In other words, the independence of pairs with mental and metabolic diseases, which leads to a decrease in associations with other diseases, might reflect the fact that these frequently co-occurring chronic conditions “open the doors” for developing complex multimorbid patterns. However, further analysis is needed to determine if increasing the dependence in pairs with metabolic and mental diseases would have a similar effect on the dependence between mental, metabolic, and other diseases.

We also identified dependencies that primarily exist in pairwise associations, meaning that disrupting their association does not affect relationships with other diseases. This was particularly evident in the case of leading pairs involving heart diseases.

Our study has several limitations. First, we only allow the relocation of deaths to have an impact on the nodes that are direct neighbors of the disease pairs whose associations are disrupted. However, in reality the relocation of deaths can potentially influence the associations between other diseases as well. For example, changes in the association between heart and cerebrovascular diseases could potentially impact associations between other circulatory and blood diseases (as other circulatory diseases are frequently associated with both heart and cerebrovascular), as well as other disease pairs not directly involving either heart or cerebrovascular diseases. Second, we use only odds ratios, even though there are more sophisticated measures for the analysis of cause-of-death relations, such as the cause-of-death association indicator [6]. This measure is standardized for different distributions of deaths by age and cause. However, we do not use it because it is extremely time-consuming to calculate it for all possible combinations of D _i and D _j . Computation time increases dramatically if the age dimension, required to calculate cause-of-death association indicators, is added to the calculation process. Nevertheless, age certainly must play an important role, and further research is needed to evaluate how the results change if we relocate deaths occurring only in selected age groups. Third, there are limitations in the artificial approach to searching for independence between diseases. In the present paper, we were searching for an optimum by testing sequences of D _i and D _j . However, independence in contingency tables might be achieved in other ways, too. Lastly, we need to acknowledge the limitations that stem from the data we use. Multiple cause-of-death datasets are notorious for their lack of international comparability. Therefore, we should incorporate data from other countries into our future analyses. Last, the current findings do not explore in detail the specific interventions made in the contingency tables – that is, which deaths are being relocated in the minimal relocation scenario. This naturally limits the ability to derive practical implications from the findings. Future research could address this by focusing on only selected disease pairs and investigating in greater detail the optimal strategies for reducing their dependence.

Conclusions

In conclusion, studying pairwise associations between diseases without considering the complexity of cause-of-death interrelations might produce an incomplete picture of the overall COD structure. This study attempts to show that distortions introduced in the cause-of-death structure have an impact beyond the diseases under study. Changes in odds ratios between leading cause of death pairs do not happen in isolation from other diseases.

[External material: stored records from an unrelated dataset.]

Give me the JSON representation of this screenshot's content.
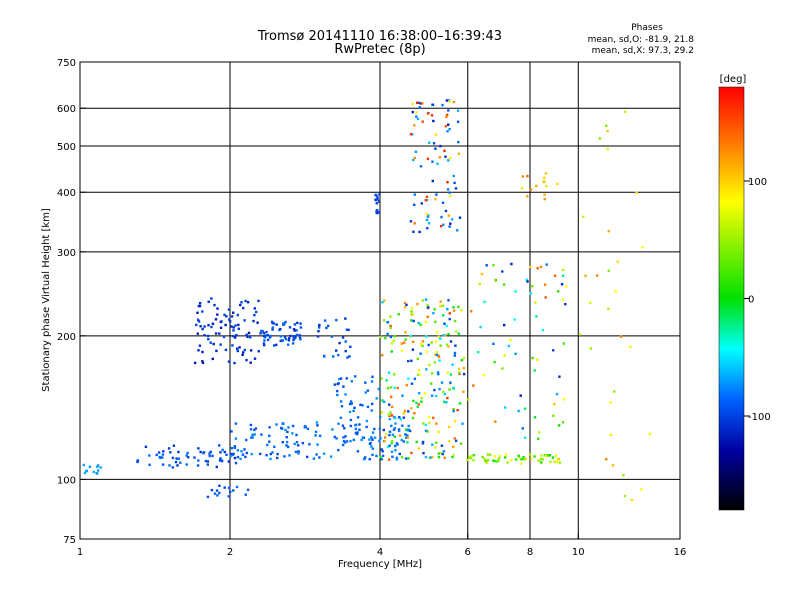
{
  "chart_data": {
    "type": "scatter",
    "title": "Tromsø 20141110 16:38:00–16:39:43",
    "subtitle": "RwPretec (8p)",
    "xlabel": "Frequency [MHz]",
    "ylabel": "Stationary phase Virtual Height [km]",
    "x_scale": "log",
    "y_scale": "log",
    "xlim": [
      1,
      16
    ],
    "ylim": [
      75,
      750
    ],
    "x_ticks": [
      1,
      2,
      4,
      6,
      8,
      10,
      16
    ],
    "y_ticks": [
      75,
      100,
      200,
      300,
      400,
      500,
      600,
      750
    ],
    "grid": true,
    "annotation": {
      "heading": "Phases",
      "line1": "mean, sd,O: -81.9, 21.8",
      "line2": "mean, sd,X:  97.3, 29.2"
    },
    "colorbar": {
      "label": "[deg]",
      "min": -180,
      "max": 180,
      "ticks": [
        100,
        0,
        -100
      ],
      "colors": [
        "#ff0000",
        "#ff8000",
        "#ffff00",
        "#00e000",
        "#00ffff",
        "#0060ff",
        "#0000a0",
        "#000000"
      ]
    },
    "clusters": [
      {
        "f": [
          1.0,
          1.1
        ],
        "h": [
          102,
          108
        ],
        "phase": [
          -75,
          -60
        ],
        "n": 12
      },
      {
        "f": [
          1.3,
          2.1
        ],
        "h": [
          106,
          118
        ],
        "phase": [
          -110,
          -80
        ],
        "n": 60
      },
      {
        "f": [
          2.0,
          4.6
        ],
        "h": [
          110,
          132
        ],
        "phase": [
          -100,
          -70
        ],
        "n": 160
      },
      {
        "f": [
          1.8,
          2.2
        ],
        "h": [
          92,
          98
        ],
        "phase": [
          -100,
          -80
        ],
        "n": 15
      },
      {
        "f": [
          1.7,
          2.3
        ],
        "h": [
          175,
          240
        ],
        "phase": [
          -120,
          -95
        ],
        "n": 90
      },
      {
        "f": [
          2.3,
          2.8
        ],
        "h": [
          190,
          215
        ],
        "phase": [
          -110,
          -80
        ],
        "n": 60
      },
      {
        "f": [
          3.0,
          3.5
        ],
        "h": [
          180,
          220
        ],
        "phase": [
          -110,
          -80
        ],
        "n": 25
      },
      {
        "f": [
          3.2,
          4.0
        ],
        "h": [
          130,
          165
        ],
        "phase": [
          -100,
          -70
        ],
        "n": 40
      },
      {
        "f": [
          4.0,
          5.9
        ],
        "h": [
          110,
          240
        ],
        "phase": [
          -20,
          160
        ],
        "n": 160
      },
      {
        "f": [
          4.0,
          5.9
        ],
        "h": [
          110,
          240
        ],
        "phase": [
          -110,
          -40
        ],
        "n": 80
      },
      {
        "f": [
          4.6,
          5.8
        ],
        "h": [
          330,
          630
        ],
        "phase": [
          -120,
          -60
        ],
        "n": 60
      },
      {
        "f": [
          4.6,
          5.8
        ],
        "h": [
          330,
          630
        ],
        "phase": [
          80,
          170
        ],
        "n": 30
      },
      {
        "f": [
          5.8,
          9.2
        ],
        "h": [
          108,
          113
        ],
        "phase": [
          0,
          100
        ],
        "n": 60
      },
      {
        "f": [
          6.0,
          9.5
        ],
        "h": [
          120,
          290
        ],
        "phase": [
          -120,
          150
        ],
        "n": 70
      },
      {
        "f": [
          7.5,
          9.2
        ],
        "h": [
          385,
          440
        ],
        "phase": [
          60,
          140
        ],
        "n": 14
      },
      {
        "f": [
          10.0,
          14.0
        ],
        "h": [
          90,
          600
        ],
        "phase": [
          40,
          130
        ],
        "n": 30
      },
      {
        "f": [
          3.9,
          4.0
        ],
        "h": [
          360,
          400
        ],
        "phase": [
          -110,
          -90
        ],
        "n": 14
      }
    ]
  }
}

Our results can provide valuable insights for optimizing strategies aimed at preventing multimorbidity, which is recognized as one of the most significant challenges for healthcare systems in developed societies due to the complexity of treating multiple health conditions simultaneously [59]. Further steps in unveiling the robustness of the COD architecture, which are out of the scope of this paper, include incorporating the age dimension in the analysis, as well as studying the effect of introducing the reverse: adding statistically significant associations where they are not present or strengthening weak associations.